Hides the assignment note. The merchant needs to set has_accepted_disclaimer to enable this functionality.

9

has_accepted_disclaimer

boolean

Needed to unlock hide_disclaimer. ...

Individual Return URLs

The Smart Checkout can return the user to your website. The URLs cover two cases, successful or failed payment. You can define the needed URLs statically in SecuOffice, but you can also pass individual URLs for every particular Smart Transaction. These individual URLs for the Smart Transaction override the static ones from SecuOffice.

Here is an example how to pass both individual return URLs:

{
...
"application_context": {
"return_urls": {
"url_success": "https://www.example.com/survey?x=123",
"url_failure": "https://www.example.com/basket?x=123&r=FAIL"
}
},
...
}

Use secuconnect SDKs

We offer several SDKs to assist you in the integration of our secuconnect API. Currently, PHP, Java and Node JS are available.

The documentation and examples can be found at https://developer.secuconnect.com/.

Further examples and the sources are available at https://github.com/secuconnect.

There packages can also be included using Composer and the Packagist repository (PHP), Gradle (Java), or NPM with or without Browserify (server-side or browser-side JavaScript).

Troubleshooting

Problem

Possible Solution

There are no payment_links in the Smart Transaction.

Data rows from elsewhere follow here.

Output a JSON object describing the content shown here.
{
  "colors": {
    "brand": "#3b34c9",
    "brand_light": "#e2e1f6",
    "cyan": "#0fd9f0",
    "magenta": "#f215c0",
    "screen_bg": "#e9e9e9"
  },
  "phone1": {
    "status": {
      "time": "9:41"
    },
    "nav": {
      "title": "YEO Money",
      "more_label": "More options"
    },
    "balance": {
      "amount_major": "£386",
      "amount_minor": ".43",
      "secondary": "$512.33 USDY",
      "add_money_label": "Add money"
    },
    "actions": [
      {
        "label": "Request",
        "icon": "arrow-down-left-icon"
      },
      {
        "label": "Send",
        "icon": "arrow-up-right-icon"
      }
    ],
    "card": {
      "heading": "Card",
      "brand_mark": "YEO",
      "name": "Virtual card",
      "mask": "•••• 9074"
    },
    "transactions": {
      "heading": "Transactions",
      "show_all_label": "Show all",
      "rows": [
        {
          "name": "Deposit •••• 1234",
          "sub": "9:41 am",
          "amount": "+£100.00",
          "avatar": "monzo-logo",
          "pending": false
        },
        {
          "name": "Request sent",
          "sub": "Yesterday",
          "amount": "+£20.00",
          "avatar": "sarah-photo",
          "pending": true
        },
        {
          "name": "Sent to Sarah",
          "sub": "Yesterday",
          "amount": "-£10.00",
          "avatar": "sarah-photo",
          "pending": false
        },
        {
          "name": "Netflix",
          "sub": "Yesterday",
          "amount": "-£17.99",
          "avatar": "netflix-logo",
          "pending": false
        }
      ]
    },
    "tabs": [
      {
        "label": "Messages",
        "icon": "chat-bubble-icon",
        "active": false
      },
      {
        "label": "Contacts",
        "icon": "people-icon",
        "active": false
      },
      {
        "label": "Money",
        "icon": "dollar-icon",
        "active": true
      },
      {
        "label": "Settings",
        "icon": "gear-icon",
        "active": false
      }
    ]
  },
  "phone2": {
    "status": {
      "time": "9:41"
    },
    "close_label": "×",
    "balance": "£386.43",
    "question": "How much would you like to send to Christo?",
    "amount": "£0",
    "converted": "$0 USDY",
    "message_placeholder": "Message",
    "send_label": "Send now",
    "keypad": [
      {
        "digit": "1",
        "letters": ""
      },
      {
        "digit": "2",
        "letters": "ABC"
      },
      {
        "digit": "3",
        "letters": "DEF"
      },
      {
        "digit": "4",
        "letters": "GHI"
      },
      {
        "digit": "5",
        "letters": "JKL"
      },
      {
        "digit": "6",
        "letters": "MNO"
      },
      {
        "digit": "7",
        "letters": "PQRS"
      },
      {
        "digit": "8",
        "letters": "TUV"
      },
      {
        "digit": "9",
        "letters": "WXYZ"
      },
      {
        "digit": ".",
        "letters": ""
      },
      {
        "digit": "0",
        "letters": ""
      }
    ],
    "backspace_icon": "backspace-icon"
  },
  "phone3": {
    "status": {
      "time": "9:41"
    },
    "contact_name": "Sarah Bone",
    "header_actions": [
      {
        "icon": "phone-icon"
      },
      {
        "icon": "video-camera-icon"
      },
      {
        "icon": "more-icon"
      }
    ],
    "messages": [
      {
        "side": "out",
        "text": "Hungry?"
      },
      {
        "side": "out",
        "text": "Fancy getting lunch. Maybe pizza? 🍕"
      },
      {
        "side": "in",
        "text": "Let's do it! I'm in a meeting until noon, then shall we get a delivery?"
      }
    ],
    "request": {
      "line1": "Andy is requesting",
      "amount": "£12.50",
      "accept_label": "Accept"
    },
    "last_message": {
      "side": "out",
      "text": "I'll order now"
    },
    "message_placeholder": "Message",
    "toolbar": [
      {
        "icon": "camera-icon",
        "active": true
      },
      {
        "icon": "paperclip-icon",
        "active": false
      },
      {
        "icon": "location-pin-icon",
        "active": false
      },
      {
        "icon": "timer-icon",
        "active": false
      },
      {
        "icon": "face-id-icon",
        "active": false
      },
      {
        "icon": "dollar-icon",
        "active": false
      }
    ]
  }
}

Please check, whether all preconditions are fulfilled:

  • intent is either sale or authorization;

  • customer is set;

  • payment is not completed yet.

You also need to have an active contract condition for your payment method. There is also a distinction between productive and demo conditions. So you might have no productive or demo conditions active.

There is no payment_links item for a particular payment method.

You need to have an active contract condition for your payment method. There is also a distinction between productive and demo conditions. So the same payment method might be active for productive transactions, but not in demo mode, or vice versa.